ArXiv 此前已采取措施应对日益增多的低质量 AI 生成论文,例如要求首次发帖者必须获得资深作者的背书。在康奈尔大学托管 20 多年后,该组织正转型为独立的非营利机构,这将使其能够筹集更多资金来解决 AI 垃圾内容等问题。

In its latest move, Thomas Dietterich — the chair of arXiv’s computer science section — posted Thursday that “if a submission contains incontrovertible evidence that the authors did not check the results of LLM generation, this means we can’t trust anything in the paper.” That incontrovertible evidence could include things like “hallucinated references” and comments to or from the LLM, Dietterich said.
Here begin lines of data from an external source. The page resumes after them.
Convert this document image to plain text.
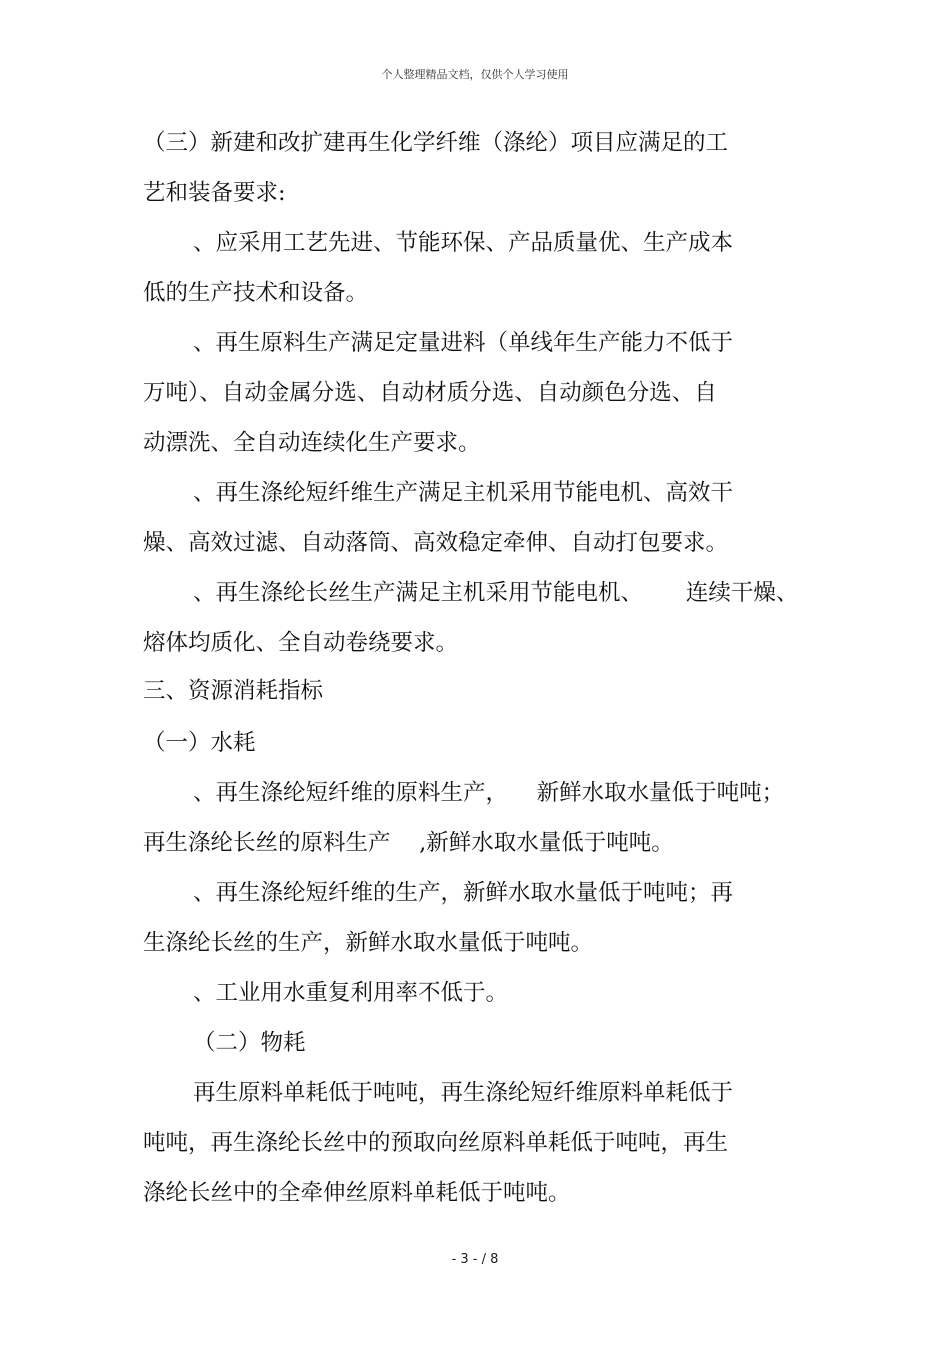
个人整理精品文档，仅供个人学习使用
（三）新建和改扩建再生化学纤维（涤纶）项目应满足的工
艺和装备要求:
、应采用工艺先进、节能环保、产品质量优、生产成本
低的生产技术和设备。
、再生原料生产满足定量进料（单线年生产能力不低于
万吨）、自动金属分选、自动材质分选、自动颜色分选、自
动漂洗、全自动连续化生产要求。
、再生涤纶短纤维生产满足主机采用节能电机、高效干
燥、高效过滤、自动落筒、高效稳定牵伸、自动打包要求。
、再生涤纶长丝生产满足主机采用节能电机、      连续干燥、
熔体均质化、全自动卷绕要求。
三、资源消耗指标
（一）水耗
、再生涤纶短纤维的原料生产，    新鲜水取水量低于吨吨；
再生涤纶长丝的原料生产    ,新鲜水取水量低于吨吨。
、再生涤纶短纤维的生产，新鲜水取水量低于吨吨；再
生涤纶长丝的生产，新鲜水取水量低于吨吨。
、工业用水重复利用率不低于。
（二）物耗
再生原料单耗低于吨吨，再生涤纶短纤维原料单耗低于
吨吨，再生涤纶长丝中的预取向丝原料单耗低于吨吨，再生
涤纶长丝中的全牵伸丝原料单耗低于吨吨。
- 3 - / 8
在最新举措中,ArXiv 计算机科学部门主席 Thomas Dietterich 周四发文称:“如果提交的论文包含确凿证据,表明作者未核实大语言模型(LLM)生成的结果,这意味着我们无法信任论文中的任何内容。”Dietterich 表示,这些确凿证据可能包括“虚构的参考文献”以及与 LLM 之间的对话记录等。

If such evidence is found, a paper’s authors will face “a 1-year ban from arXiv followed by the requirement that subsequent arXiv submissions must first be accepted by a reputable peer-reviewed venue.” Note that this isn’t an outright prohibition on using LLMs, but rather an insistence that, as Dietterich put it, authors take “full responsibility” for the content, “irrespective of how the contents are generated.”

如果发现此类证据,论文作者将面临“在 ArXiv 上被封禁 1 年的处罚,且此后提交的论文必须先被权威的同行评审机构录用”。需要注意的是,这并非完全禁止使用 LLM,而是正如 Dietterich 所言,坚持要求作者对内容承担“全部责任”,“无论内容是如何生成的”。

So if researchers copy-paste “inappropriate language, plagiarized content, biased content, errors, mistakes, incorrect references, or misleading content” directly from an LLM, then they’re still responsible for it. Dietterich told 404 Media that this will be a “one-strike” rule, but moderators must flag the issue and section chairs must confirm the evidence before imposing the penalty. Authors will also be able to appeal the decision.

因此,如果研究人员直接从 LLM 复制粘贴“不当语言、剽窃内容、偏见内容、错误、失误、不正确的参考文献或误导性内容”,他们仍需为此负责。Dietterich 告诉 404 Media,这将是一项“一次违规即受罚”的规则,但版主必须标记问题,且部门主席必须在实施处罚前确认证据。作者也有权对决定提出申诉。

Recent peer-reviewed research has found that fabricated citations are on the rise in biomedical research, likely due to LLMs — though to be fair, scientists aren’t the only ones getting caught using citations that were made up by AI.

最近的同行评审研究发现,生物医学研究中虚构引用的现象呈上升趋势,这很可能是由 LLM 导致的——不过平心而论,并非只有科学家会被发现使用由 AI 编造的引用。